The RSPB’s hen harrier monitoring and protection work in Bowland forms part of Skydancer, a four-year RSPB project aimed at protecting and conserving nesting hen harriers in the English uplands. The project is funded by the Heritage Lottery Fund (with a grant of £317,700) and United Utilities, with additional support from the Forestry Commission.

Jude Lane, the RSPB’s Bowland Project Officer, says: “After two years of bitter disappointment, I am delighted and relieved that hen harriers have returned to nest in Bowland. However, the species is still in serious trouble and at risk from extinction as a breeding bird in England.”

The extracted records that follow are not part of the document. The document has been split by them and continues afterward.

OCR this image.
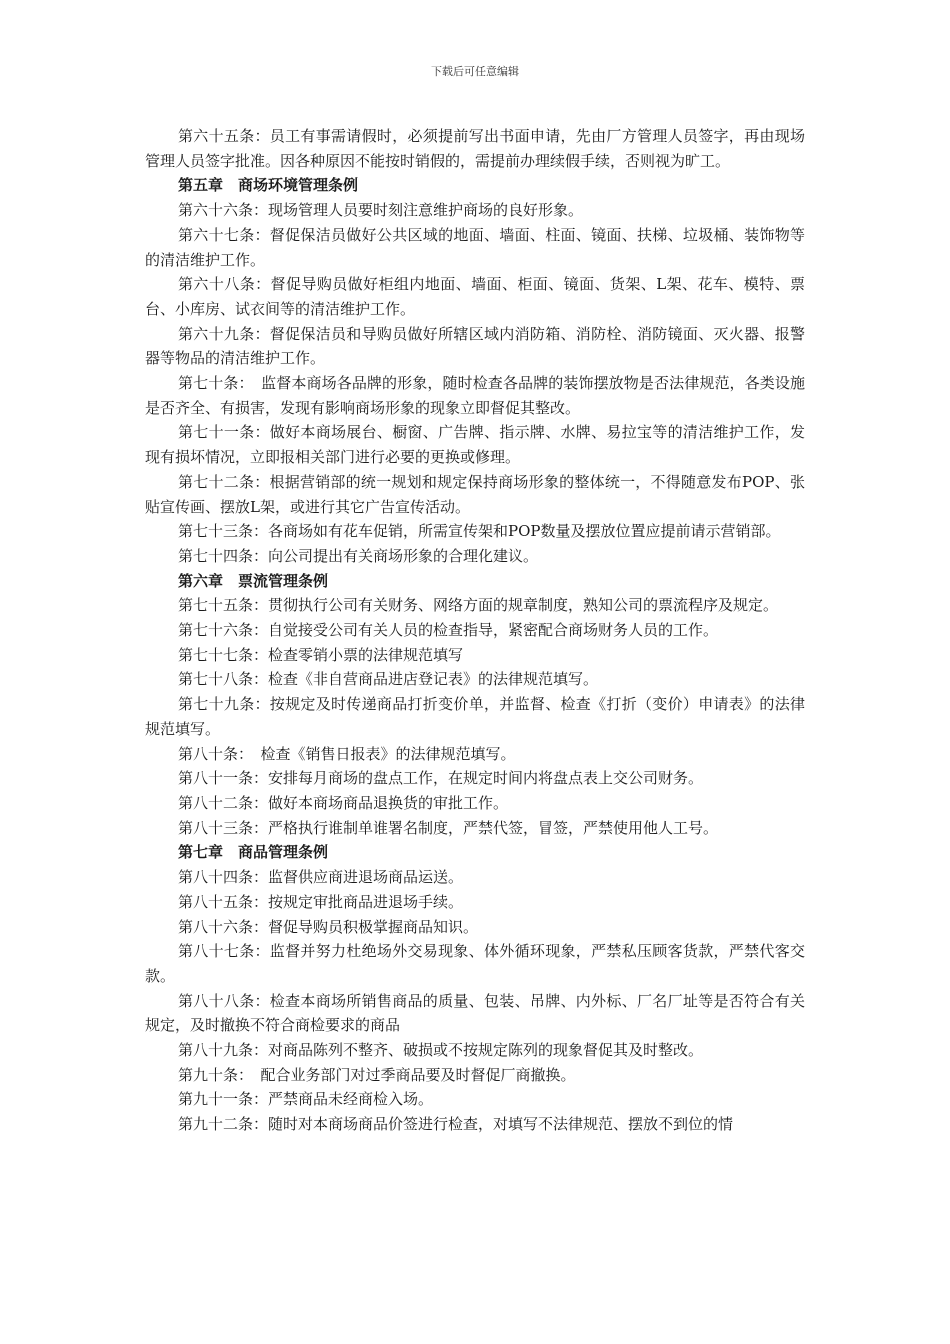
下载后可任意编辑

第六十五条：员工有事需请假时，必须提前写出书面申请，先由厂方管理人员签字，再由现场管理人员签字批准。因各种原因不能按时销假的，需提前办理续假手续，否则视为旷工。

第五章　商场环境管理条例

第六十六条：现场管理人员要时刻注意维护商场的良好形象。

第六十七条：督促保洁员做好公共区域的地面、墙面、柱面、镜面、扶梯、垃圾桶、装饰物等的清洁维护工作。

第六十八条：督促导购员做好柜组内地面、墙面、柜面、镜面、货架、L架、花车、模特、票台、小库房、试衣间等的清洁维护工作。

第六十九条：督促保洁员和导购员做好所辖区域内消防箱、消防栓、消防镜面、灭火器、报警器等物品的清洁维护工作。

第七十条：　监督本商场各品牌的形象，随时检查各品牌的装饰摆放物是否法律规范，各类设施是否齐全、有损害，发现有影响商场形象的现象立即督促其整改。

第七十一条：做好本商场展台、橱窗、广告牌、指示牌、水牌、易拉宝等的清洁维护工作，发现有损坏情况，立即报相关部门进行必要的更换或修理。

第七十二条：根据营销部的统一规划和规定保持商场形象的整体统一，不得随意发布POP、张贴宣传画、摆放L架，或进行其它广告宣传活动。

第七十三条：各商场如有花车促销，所需宣传架和POP数量及摆放位置应提前请示营销部。

第七十四条：向公司提出有关商场形象的合理化建议。

第六章　票流管理条例

第七十五条：贯彻执行公司有关财务、网络方面的规章制度，熟知公司的票流程序及规定。

第七十六条：自觉接受公司有关人员的检查指导，紧密配合商场财务人员的工作。

第七十七条：检查零销小票的法律规范填写

第七十八条：检查《非自营商品进店登记表》的法律规范填写。

第七十九条：按规定及时传递商品打折变价单，并监督、检查《打折（变价）申请表》的法律规范填写。

第八十条：　检查《销售日报表》的法律规范填写。

第八十一条：安排每月商场的盘点工作，在规定时间内将盘点表上交公司财务。

第八十二条：做好本商场商品退换货的审批工作。

第八十三条：严格执行谁制单谁署名制度，严禁代签，冒签，严禁使用他人工号。

第七章　商品管理条例

第八十四条：监督供应商进退场商品运送。

第八十五条：按规定审批商品进退场手续。

第八十六条：督促导购员积极掌握商品知识。

第八十七条：监督并努力杜绝场外交易现象、体外循环现象，严禁私压顾客货款，严禁代客交款。

第八十八条：检查本商场所销售商品的质量、包装、吊牌、内外标、厂名厂址等是否符合有关规定，及时撤换不符合商检要求的商品

第八十九条：对商品陈列不整齐、破损或不按规定陈列的现象督促其及时整改。

第九十条：　配合业务部门对过季商品要及时督促厂商撤换。

第九十一条：严禁商品未经商检入场。

第九十二条：随时对本商场商品价签进行检查，对填写不法律规范、摆放不到位的情
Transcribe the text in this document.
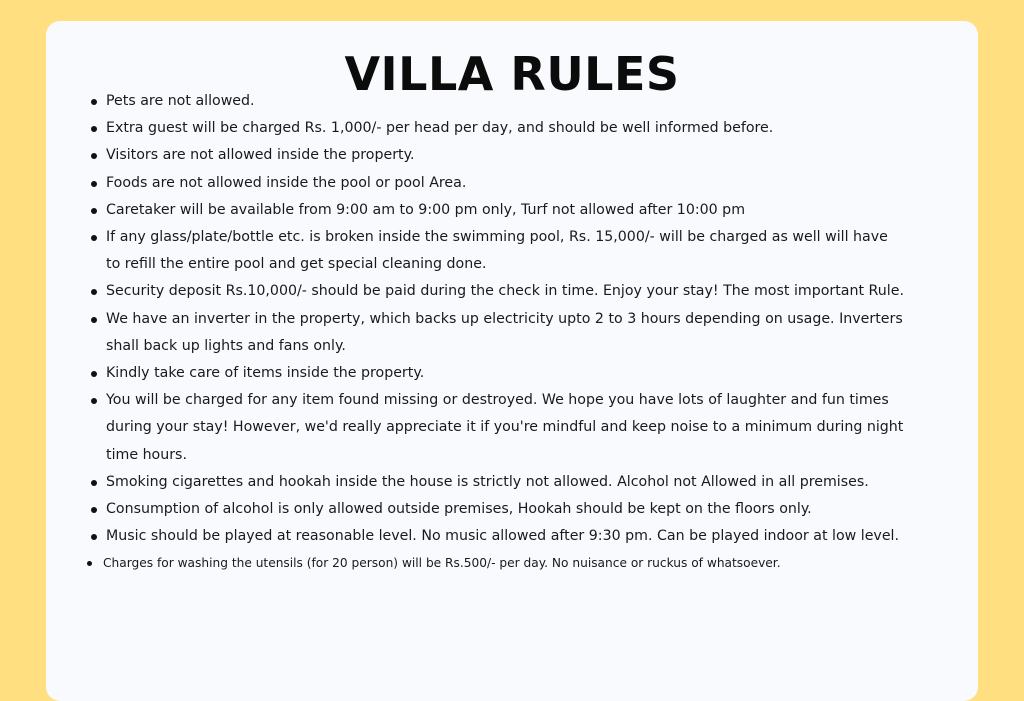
VILLA RULES
Pets are not allowed.
Extra guest will be charged Rs. 1,000/- per head per day, and should be well informed before.
Visitors are not allowed inside the property.
Foods are not allowed inside the pool or pool Area.
Caretaker will be available from 9:00 am to 9:00 pm only, Turf not allowed after 10:00 pm
If any glass/plate/bottle etc. is broken inside the swimming pool, Rs. 15,000/- will be charged as well will have to refill the entire pool and get special cleaning done.
Security deposit Rs.10,000/- should be paid during the check in time. Enjoy your stay! The most important Rule.
We have an inverter in the property, which backs up electricity upto 2 to 3 hours depending on usage. Inverters shall back up lights and fans only.
Kindly take care of items inside the property.
You will be charged for any item found missing or destroyed. We hope you have lots of laughter and fun times during your stay! However, we'd really appreciate it if you're mindful and keep noise to a minimum during night time hours.
Smoking cigarettes and hookah inside the house is strictly not allowed. Alcohol not Allowed in all premises.
Consumption of alcohol is only allowed outside premises, Hookah should be kept on the floors only.
Music should be played at reasonable level. No music allowed after 9:30 pm. Can be played indoor at low level.
Charges for washing the utensils (for 20 person) will be Rs.500/- per day. No nuisance or ruckus of whatsoever.
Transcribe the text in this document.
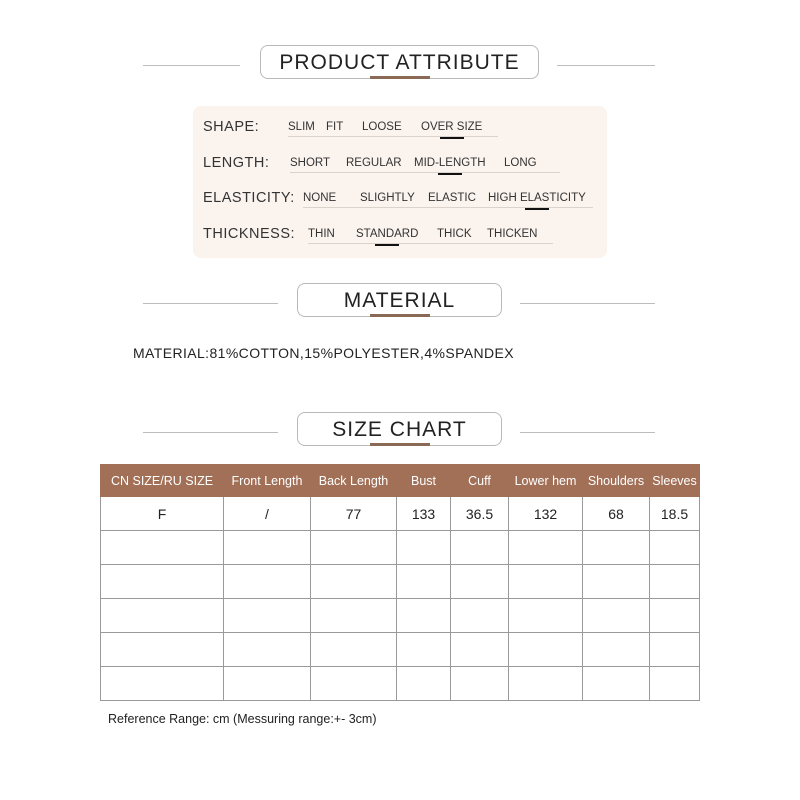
PRODUCT ATTRIBUTE
SHAPE:	SLIM FIT LOOSE OVER SIZE
LENGTH: SHORT REGULAR MID-LENGTH LONG
ELASTICITY: NONE SLIGHTLY ELASTIC HIGH ELASTICITY
THICKNESS: THIN STANDARD THICK THICKEN
MATERIAL
MATERIAL:81%COTTON,15%POLYESTER,4%SPANDEX
SIZE CHART
CN SIZE/RU SIZE	Front Length	Back Length	Bust	Cuff	Lower hem	Shoulders	Sleeves
F	/	77	133	36.5	132	68	18.5

Reference Range: cm (Messuring range:+- 3cm)
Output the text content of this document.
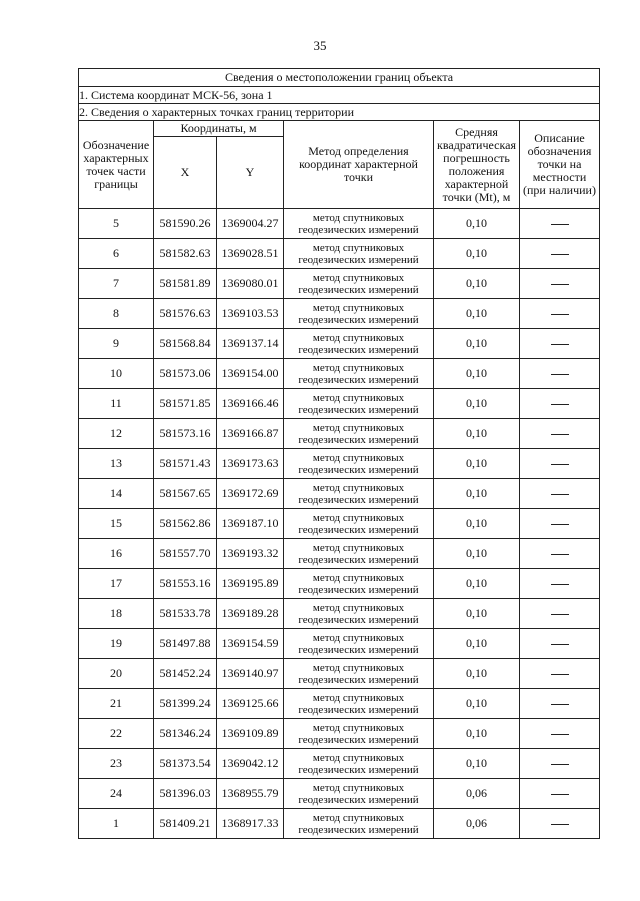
35
Сведения о местоположении границ объекта					
1. Система координат МСК-56, зона 1					
2. Сведения о характерных точках границ территории					
Обозначение характерных точек части границы	Координаты, м		Метод определения координат характерной точки	Средняя квадратическая погрешность положения характерной точки (Mt), м	Описание обозначения точки на местности (при наличии)
	X	Y			
5	581590.26	1369004.27	метод спутниковых геодезических измерений	0,10	
6	581582.63	1369028.51	метод спутниковых геодезических измерений	0,10	
7	581581.89	1369080.01	метод спутниковых геодезических измерений	0,10	
8	581576.63	1369103.53	метод спутниковых геодезических измерений	0,10	
9	581568.84	1369137.14	метод спутниковых геодезических измерений	0,10	
10	581573.06	1369154.00	метод спутниковых геодезических измерений	0,10	
11	581571.85	1369166.46	метод спутниковых геодезических измерений	0,10	
12	581573.16	1369166.87	метод спутниковых геодезических измерений	0,10	
13	581571.43	1369173.63	метод спутниковых геодезических измерений	0,10	
14	581567.65	1369172.69	метод спутниковых геодезических измерений	0,10	
15	581562.86	1369187.10	метод спутниковых геодезических измерений	0,10	
16	581557.70	1369193.32	метод спутниковых геодезических измерений	0,10	
17	581553.16	1369195.89	метод спутниковых геодезических измерений	0,10	
18	581533.78	1369189.28	метод спутниковых геодезических измерений	0,10	
19	581497.88	1369154.59	метод спутниковых геодезических измерений	0,10	
20	581452.24	1369140.97	метод спутниковых геодезических измерений	0,10	
21	581399.24	1369125.66	метод спутниковых геодезических измерений	0,10	
22	581346.24	1369109.89	метод спутниковых геодезических измерений	0,10	
23	581373.54	1369042.12	метод спутниковых геодезических измерений	0,10	
24	581396.03	1368955.79	метод спутниковых геодезических измерений	0,06	
1	581409.21	1368917.33	метод спутниковых геодезических измерений	0,06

The plight of the English hen harrier stems from the fact that hen harriers sometimes eat red grouse, which brings them into conflict with the driven grouse shooting industry. This particular type of shooting requires large numbers of grouse, so some game managers feel they must illegally kill or disturb harriers to protect their stock.

A legal method that could reduce the number of grouse chicks lost to hen harriers is a management technique known as diversionary feeding. This involves providing hen harriers with an alternative food source during the period when the adults are feeding their chicks. The RSPB and the local shooting tenant - are currently using the method in Bowland, under licence from Natural England.

Jude continues: “Diversionary feeding is a simple, inexpensive and effective technique. Previous trials have shown it can reduce the number of grouse eaten by hen harriers by up to 86 per cent.”